Jeremiah shifted nervously in his chair and it screeched loudly on the tiled floor. Still she held his hand.
“I don’t want you here though,” he said, shaking his head. “I just don’t think that it would be good for you to be here. He’s going to be mad as a hornet anyway and I can only imagine if he sees that you’re here, that you were staying here . . . I don’t think anything will go wrong, but if it does, I don’t want anyone to get hurt. I’ll just get him in cuffs, put him in the back of my cruiser, and get him out in the hay barn. He’ll be okay. But if you want me to do this, that’s my one condition.”

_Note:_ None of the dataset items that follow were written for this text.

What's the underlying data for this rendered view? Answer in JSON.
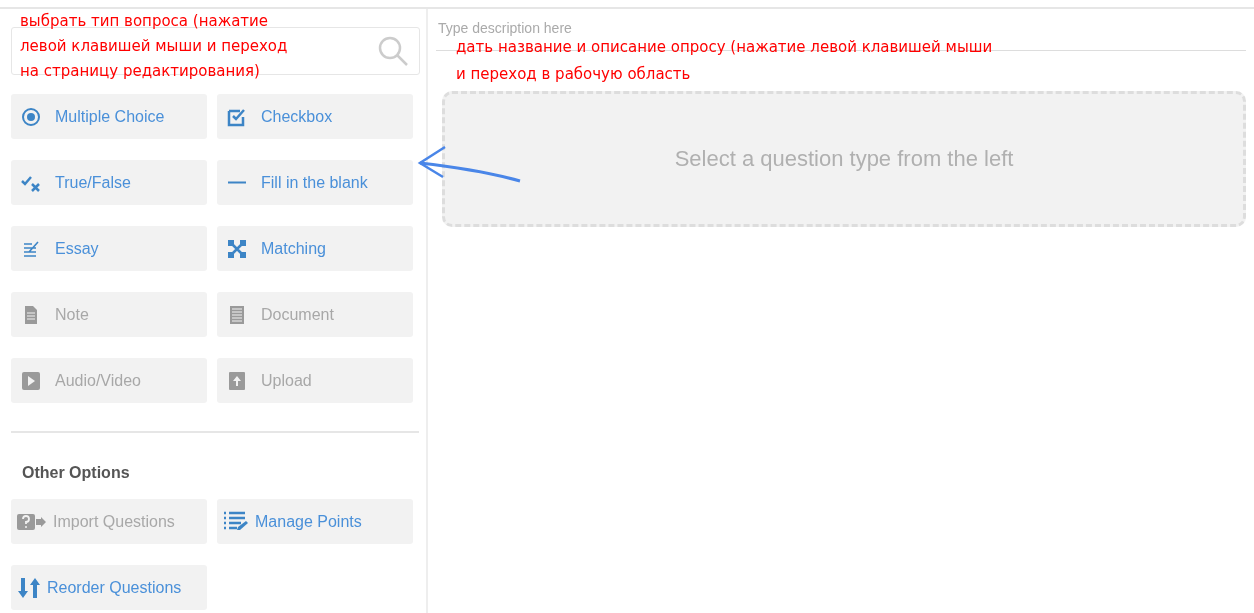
{
  "question_types": [
    {
      "label": "Multiple Choice",
      "kind": "radio",
      "disabled": false
    },
    {
      "label": "Checkbox",
      "kind": "checkbox",
      "disabled": false
    },
    {
      "label": "True/False",
      "kind": "truefalse",
      "disabled": false
    },
    {
      "label": "Fill in the blank",
      "kind": "blank",
      "disabled": false
    },
    {
      "label": "Essay",
      "kind": "essay",
      "disabled": false
    },
    {
      "label": "Matching",
      "kind": "matching",
      "disabled": false
    },
    {
      "label": "Note",
      "kind": "note",
      "disabled": true
    },
    {
      "label": "Document",
      "kind": "document",
      "disabled": true
    },
    {
      "label": "Audio/Video",
      "kind": "media",
      "disabled": true
    },
    {
      "label": "Upload",
      "kind": "upload",
      "disabled": true
    }
  ],
  "other_options": {
    "title": "Other Options",
    "items": [
      {
        "label": "Import Questions",
        "kind": "import",
        "disabled": true
      },
      {
        "label": "Manage Points",
        "kind": "points",
        "disabled": false
      },
      {
        "label": "Reorder Questions",
        "kind": "reorder",
        "disabled": false
      }
    ]
  },
  "description": {
    "placeholder": "Type description here"
  },
  "drop_zone": {
    "text": "Select a question type from the left"
  },
  "annotations": [
    {
      "lines": [
        "выбрать тип вопроса (нажатие",
        "левой клавишей мыши и переход",
        "на страницу редактирования)"
      ]
    },
    {
      "lines": [
        "дать название и описание опросу (нажатие левой клавишей мыши",
        "и переход в рабочую область"
      ]
    }
  ]
}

Churning through Jeremiah’s mind was every domestic call he’d ever been on as a cop. Those were the ones that got you killed. When you had to respond to a domestic call you got the two people as far apart as quickly as possible. Emotions, including hatred and rage, flowed hottest within the circle of a man and woman bound by intimacy.

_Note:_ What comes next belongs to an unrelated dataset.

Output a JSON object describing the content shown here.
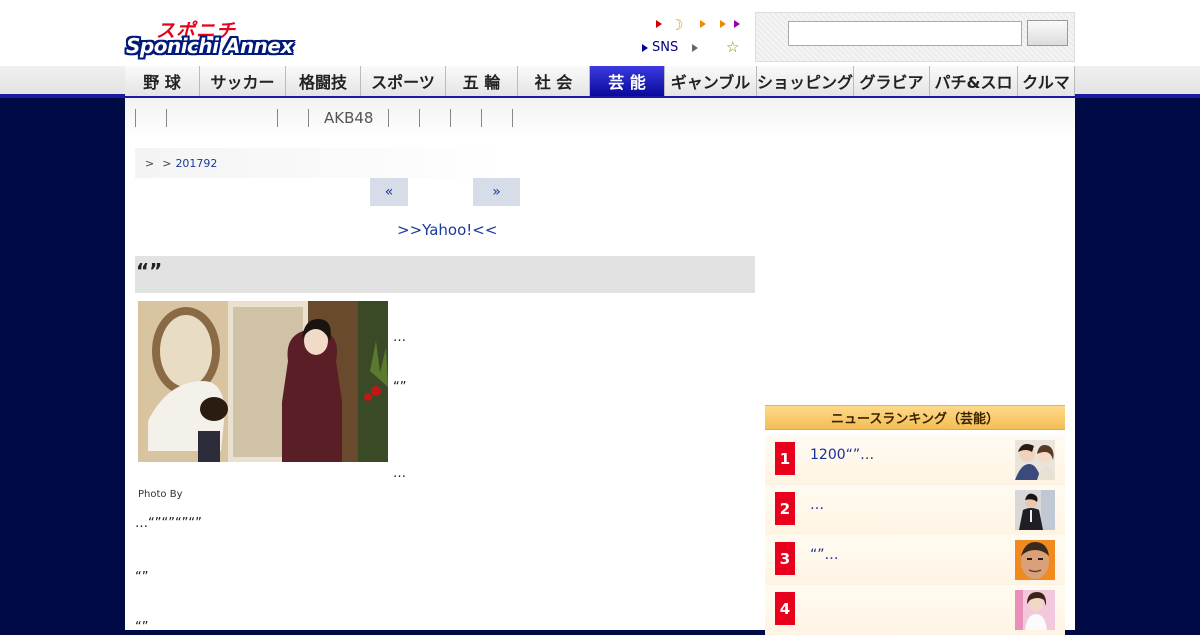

“You go stay at the Sherwood Inn for the night,” he told her. “Then you can come get him Thursday night. When I take those cuffs off to let him loose, it’ll be over. He’ll know he’s not going to get to that meeting with the president. Then I definitely want you here to explain to him why we did what we did. If he doesn’t go along with us, then I’m the one who could end up in jail.”
He didn’t really believe that. What was Kurt Ford going to say? That a trooper illegally prevented him from killing the president? Jeremiah said it anyway because he wanted to make clear to Jill that although he didn’t want any trouble of any kind, he’d take the chance because of her.
“All right,” Jill said after a moment, “but you’ll have to call me and let me know when he’s all right.”